Cela est si vrai que, dans le parti adverse, existait un courant similaire dont la mouvance était à Genève. Genève jusqu’alors ville de commerce et de plaisir, d’allures françaises et italiennes s’était servie de son évêque pour résister aux entreprises de la maison de Savoie puis ensuite de l’alliance bernoise pour secouer le joug de l’évêque. Elle se complaisait déjà en un particularisme indépendant et peut-être crut le renforcer en écoutant les conseils impétueux du prédicateur Farel de Neuchâtel. En 1536 celui-ci amène les Genevois à renoncer à la messe « et autres cérémonies papales, images et idoles ». Pour fortifier sa conquête, Farel cherche un collaborateur.
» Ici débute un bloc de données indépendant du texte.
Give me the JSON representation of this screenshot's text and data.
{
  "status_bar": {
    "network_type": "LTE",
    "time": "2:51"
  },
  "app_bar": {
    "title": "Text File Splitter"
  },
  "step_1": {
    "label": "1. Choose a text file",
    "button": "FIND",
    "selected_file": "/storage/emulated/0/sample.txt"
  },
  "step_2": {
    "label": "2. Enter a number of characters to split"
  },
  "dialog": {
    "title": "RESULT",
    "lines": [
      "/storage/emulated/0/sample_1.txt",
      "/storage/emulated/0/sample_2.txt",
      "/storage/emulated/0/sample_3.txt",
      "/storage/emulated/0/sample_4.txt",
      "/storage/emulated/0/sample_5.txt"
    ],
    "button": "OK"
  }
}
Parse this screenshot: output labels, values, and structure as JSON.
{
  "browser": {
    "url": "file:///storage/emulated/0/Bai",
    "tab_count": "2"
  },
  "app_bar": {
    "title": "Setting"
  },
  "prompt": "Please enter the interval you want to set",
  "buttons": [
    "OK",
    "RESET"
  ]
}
Il met la main sur Calvin, un français né à Noyon et qui, acquis à la Réforme, s’en allait s’installer à Strasbourg[1]. Calvin se laisse

  1. Strasbourg était alors l’asile le plus sûr pour la liberté de penser. Les deux cultes y coexistaient sans violence et l’on avait vu l’évêque lui-même applaudir à la fondation du collège protestant et s’y intéresser.